Of course if we had technology to easily modify asteroid and comet orbits, it would also be useful for protecting humanity from any unwanted asteroid or comet impacts anywhere.
These all sound like futile attempts in the long run. I mean, sure.. it will buy another billion years or so.. But if we are pondering those timescales... then it's futile in the end. I mean, the sun won't stop expanding. In the red giant stage it will encompass both earth and mars orbits. The "safe" areas will be Neptun and beyond. If we have the technology to move comets, asteroids and such and have the ability to move whole planets, then we'll probably have the tech to build enormous space stations and habitats. We might not be able to settle other worlds beyond our solar system, but by that time it might be more efficient to focus the resources in building new habitats, then moving planets more and more away from the ever growing sun, which is in the end a lost battle.
I think it is not necessarily a lost battle in the end.
That is why I had asked what would be the size of orbit of Earth/Mars when we run out of asteroids and comets.
Because I think if the size of the orbit is big enough, it could make it possible to come close to a suitable planet in a nearby star. Keep in mind we would prefer to save all humanity if possible.
Also can any space habitat would be viable way to live for humanity indefinitely?
Wouldn't it keep getting damaged by cosmic rays?
Could we always repair and protect it?
How about another crazy idea:
Could we build lots of giant towers on Earth where their tops are above the atmosphere of Earth?
If so and we also have tech to create efficient and powerful pure electric drives for space, maybe we could turn Earth itself to a mobile planet. :-)

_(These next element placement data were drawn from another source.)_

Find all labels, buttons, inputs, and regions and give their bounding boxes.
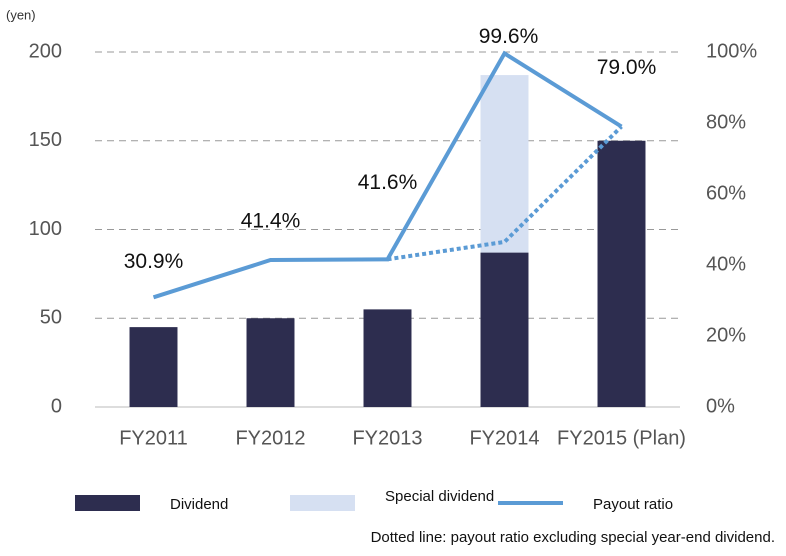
y2-tick-label: 60% [706, 182, 746, 204]
y-unit: (yen) [6, 7, 36, 22]
y2-tick-label: 40% [706, 253, 746, 275]
x-tick-label: FY2013 [352, 427, 422, 449]
legend-label: Special dividend [385, 488, 494, 505]
data-label: 30.9% [124, 250, 184, 273]
y2-tick-label: 80% [706, 111, 746, 133]
legend-label: Dividend [170, 496, 228, 513]
note: Dotted line: payout ratio excluding spec… [371, 529, 775, 546]
bar [129, 327, 178, 407]
legend-swatch [290, 495, 355, 511]
x-tick-label: FY2014 [469, 427, 539, 449]
y2-tick-label: 100% [706, 40, 757, 62]
data-label: 41.4% [241, 210, 301, 233]
y-tick-label: 0 [51, 395, 62, 417]
line [152, 50, 623, 300]
y2-tick-label: 20% [706, 324, 746, 346]
x-tick-label: FY2015 (Plan) [557, 427, 686, 449]
data-label: 99.6% [479, 25, 539, 48]
data-label: 79.0% [597, 56, 657, 79]
bar [480, 252, 529, 407]
x-tick-label: FY2011 [119, 427, 188, 449]
bar [480, 75, 529, 253]
y2-tick-label: 0% [706, 395, 735, 417]
x-tick-label: FY2012 [235, 427, 305, 449]
y-tick-label: 50 [40, 307, 62, 329]
dotted-line [387, 125, 623, 262]
y-tick-label: 150 [29, 129, 62, 151]
legend-label: Payout ratio [593, 496, 673, 513]
bar [246, 318, 295, 407]
legend-swatch [75, 495, 140, 511]
bar [363, 309, 412, 407]
y-tick-label: 200 [29, 40, 62, 62]
y-tick-label: 100 [29, 218, 62, 240]
bar [597, 140, 646, 407]
data-label: 41.6% [358, 171, 418, 194]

This maybe the craziest idea:
What if we turn Earth to a mobile planet and also bombard Mars with asteroids and comets and get it closer to Earth and also make Mars have similar amounts of water and oxygen atmosphere, and later also turn Mars to a mobile planet?
Then we would have two mobile planets to live and move anywhere, maybe even to nearby stars.
Then maybe we could keep creating more mobile planets everywhere we go in the universe. :-)
I really like your work Ethan. can I call you that?
It seems others are not so pessimistic; see eg
where Kuiper belt objects are proposed as angular momentum adjusters.
@RobinBecker fite me TRYIN TO IMPRESSE MY ETHANU WITH YOUR SPACE TALKS. FITE ME. ETHANU IS MINE!